Why Swapping Two Answers Flips the Verdict

So why does the opening anomaly happen at all? Because if a verdict is generated rather than measured, then anything in the context that shifts the probability distribution shifts the verdict — even when answer quality is held constant. The documented biases are not bugs bolted onto an otherwise objective process. They are the process, observed from the side.

Position bias is the clearest case. A systematic study across 15 judge models and more than 150,000 comparisons found that position bias is not random noise: the verdict tilts toward whichever answer occupies a particular slot, and the choice of judge model is the single largest factor in how strongly the effect shows up (arXiv 2406.07791). Verbosity bias is the next: longer, more elaborate answers tend to score higher even when the extra length adds nothing correct. And self-preference bias closes the loop — models tend to assign higher scores to outputs that resemble their own style, an effect documented at NeurIPS 2024 and found to grow stronger in larger models (arXiv 2410.21819).

Read those three together and the lesson is structural: a verdict is a sampled token, not an objective score. A judge can also be gamed the way any proxy metric can — pad the answer, mimic the judge’s preferred format, and the score rises without the quality rising, the evaluation-time cousin of Reward Hacking.

Three LLM-as-a-judge scoring modes: pointwise, pairwise, and reference-guided grading, with their common biases
The three core scoring modes and the systematic biases that shift their verdicts.

What This Predicts for Your Evaluation Setup

Once you treat the judge as a probability distribution rather than a referee, its failures become predictable — which means you can design around them.

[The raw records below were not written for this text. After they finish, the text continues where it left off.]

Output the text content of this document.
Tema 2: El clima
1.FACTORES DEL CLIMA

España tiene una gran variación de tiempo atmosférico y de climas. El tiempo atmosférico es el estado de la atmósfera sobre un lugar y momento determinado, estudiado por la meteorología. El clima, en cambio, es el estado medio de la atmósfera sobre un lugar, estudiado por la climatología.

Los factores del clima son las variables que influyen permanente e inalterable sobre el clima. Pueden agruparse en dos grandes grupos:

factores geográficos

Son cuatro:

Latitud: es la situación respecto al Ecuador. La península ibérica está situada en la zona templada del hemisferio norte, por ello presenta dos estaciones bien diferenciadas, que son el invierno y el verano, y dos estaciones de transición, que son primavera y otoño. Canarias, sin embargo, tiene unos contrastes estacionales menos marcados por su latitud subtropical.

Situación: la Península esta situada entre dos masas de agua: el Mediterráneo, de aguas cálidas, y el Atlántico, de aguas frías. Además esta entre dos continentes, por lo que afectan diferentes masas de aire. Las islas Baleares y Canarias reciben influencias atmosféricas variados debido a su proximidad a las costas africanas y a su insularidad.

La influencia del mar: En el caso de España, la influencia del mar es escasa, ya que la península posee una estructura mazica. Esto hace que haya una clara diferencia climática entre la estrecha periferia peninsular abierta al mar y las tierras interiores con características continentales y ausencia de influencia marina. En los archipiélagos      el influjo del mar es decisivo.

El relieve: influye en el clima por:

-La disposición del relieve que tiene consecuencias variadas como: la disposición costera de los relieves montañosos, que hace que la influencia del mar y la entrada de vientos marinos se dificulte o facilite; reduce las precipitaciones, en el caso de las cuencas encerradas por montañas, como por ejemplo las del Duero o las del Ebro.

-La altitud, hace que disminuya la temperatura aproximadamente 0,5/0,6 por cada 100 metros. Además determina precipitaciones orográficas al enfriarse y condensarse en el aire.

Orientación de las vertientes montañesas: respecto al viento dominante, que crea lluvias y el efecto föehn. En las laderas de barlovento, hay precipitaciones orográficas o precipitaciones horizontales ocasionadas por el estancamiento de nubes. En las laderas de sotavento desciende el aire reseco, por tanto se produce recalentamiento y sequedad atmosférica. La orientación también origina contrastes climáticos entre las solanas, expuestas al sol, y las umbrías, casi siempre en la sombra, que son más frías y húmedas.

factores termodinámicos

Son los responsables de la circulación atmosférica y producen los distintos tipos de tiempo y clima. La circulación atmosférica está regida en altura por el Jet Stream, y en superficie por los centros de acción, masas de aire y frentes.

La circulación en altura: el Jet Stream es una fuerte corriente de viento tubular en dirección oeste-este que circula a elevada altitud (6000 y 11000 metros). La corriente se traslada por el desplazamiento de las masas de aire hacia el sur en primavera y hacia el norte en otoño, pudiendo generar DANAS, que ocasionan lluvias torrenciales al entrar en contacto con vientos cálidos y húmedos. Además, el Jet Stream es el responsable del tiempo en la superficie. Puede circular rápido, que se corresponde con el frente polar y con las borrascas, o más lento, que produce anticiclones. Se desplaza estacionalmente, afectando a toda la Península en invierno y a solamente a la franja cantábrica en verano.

  • If you always present one answer first, expect position bias to inflate that slot’s win rate. Run each pair in both orders and average, or randomize order across the dataset.
  • If your judge belongs to the same model family as one of the candidates, expect self-preference to tilt the result toward it. Use a judge from a different family, or compare both candidates against a neutral third.
  • If your rubric rewards thoroughness without capping length, expect verbosity bias to reward padding. State a length expectation explicitly.
  • If the task has a checkable answer — passing tests, exact match, a numeric result — a judge is the wrong instrument. Verify it instead.

Open-source frameworks like Deepeval, which ships a built-in G-Eval metric and has drawn more than 13,000 GitHub stars (DeepEval Docs), and TruLens package these patterns so you are not reinventing the prompt scaffolding each time.

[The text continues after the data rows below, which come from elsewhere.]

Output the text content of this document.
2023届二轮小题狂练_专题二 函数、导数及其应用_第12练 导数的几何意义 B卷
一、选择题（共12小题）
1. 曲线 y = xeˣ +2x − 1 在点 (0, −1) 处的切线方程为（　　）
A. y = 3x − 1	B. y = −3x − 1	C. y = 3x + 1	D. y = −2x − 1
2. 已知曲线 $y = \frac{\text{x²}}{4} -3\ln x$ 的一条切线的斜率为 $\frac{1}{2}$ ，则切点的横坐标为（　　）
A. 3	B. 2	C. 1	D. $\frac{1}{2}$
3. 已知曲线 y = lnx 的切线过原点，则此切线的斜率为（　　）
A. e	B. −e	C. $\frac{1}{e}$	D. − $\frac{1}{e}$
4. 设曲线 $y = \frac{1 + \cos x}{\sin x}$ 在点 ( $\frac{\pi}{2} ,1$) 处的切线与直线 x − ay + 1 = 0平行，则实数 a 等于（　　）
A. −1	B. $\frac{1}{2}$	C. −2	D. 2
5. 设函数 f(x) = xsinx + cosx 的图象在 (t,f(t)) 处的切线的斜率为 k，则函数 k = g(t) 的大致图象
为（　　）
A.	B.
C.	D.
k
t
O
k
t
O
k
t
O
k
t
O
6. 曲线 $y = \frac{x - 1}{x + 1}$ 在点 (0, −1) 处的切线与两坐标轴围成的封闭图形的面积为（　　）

Rule of thumb: Use an LLM judge for open-ended quality where no ground truth exists; for anything verifiable, verify it directly.

When it breaks: When the judge shares failure modes with the model it grades — the same blind spots, the same confident hallucinations — it rubber-stamps plausible errors instead of catching them, and agreement with humans collapses on exactly the hard cases you most needed checked.

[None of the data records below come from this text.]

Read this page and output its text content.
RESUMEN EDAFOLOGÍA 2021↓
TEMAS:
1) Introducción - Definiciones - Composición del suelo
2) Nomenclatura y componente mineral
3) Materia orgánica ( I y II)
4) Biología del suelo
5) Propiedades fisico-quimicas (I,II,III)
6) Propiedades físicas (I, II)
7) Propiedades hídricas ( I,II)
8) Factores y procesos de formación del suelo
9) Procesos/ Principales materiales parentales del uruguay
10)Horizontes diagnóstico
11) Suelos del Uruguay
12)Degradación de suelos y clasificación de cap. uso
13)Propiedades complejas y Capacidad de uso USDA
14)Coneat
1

The Judge Is Also a Contestant

There is a quieter consequence worth sitting with. Judge models increasingly feed their verdicts back into training, through reinforcement learning from AI feedback, where a model’s preferences shape the models trained after it. When the evaluator and the evaluated are drawn from the same distribution, their shared biases become inherited traits rather than averaging out. Self-preference, measured to intensify with scale, is precisely the kind of bias that compounds quietly across such a loop.

The Data Says

LLM-as-a-judge works because a strong judge’s preferences track human preferences closely enough to be useful, and it scales the way human evaluation never could. But it is generation wearing the costume of measurement: every verdict is a token conditioned on order, length, and style, not a reading off a fixed scale. Trust it where there is no ground truth to check against, design explicitly against its known biases, and never let it grade the cases it cannot see.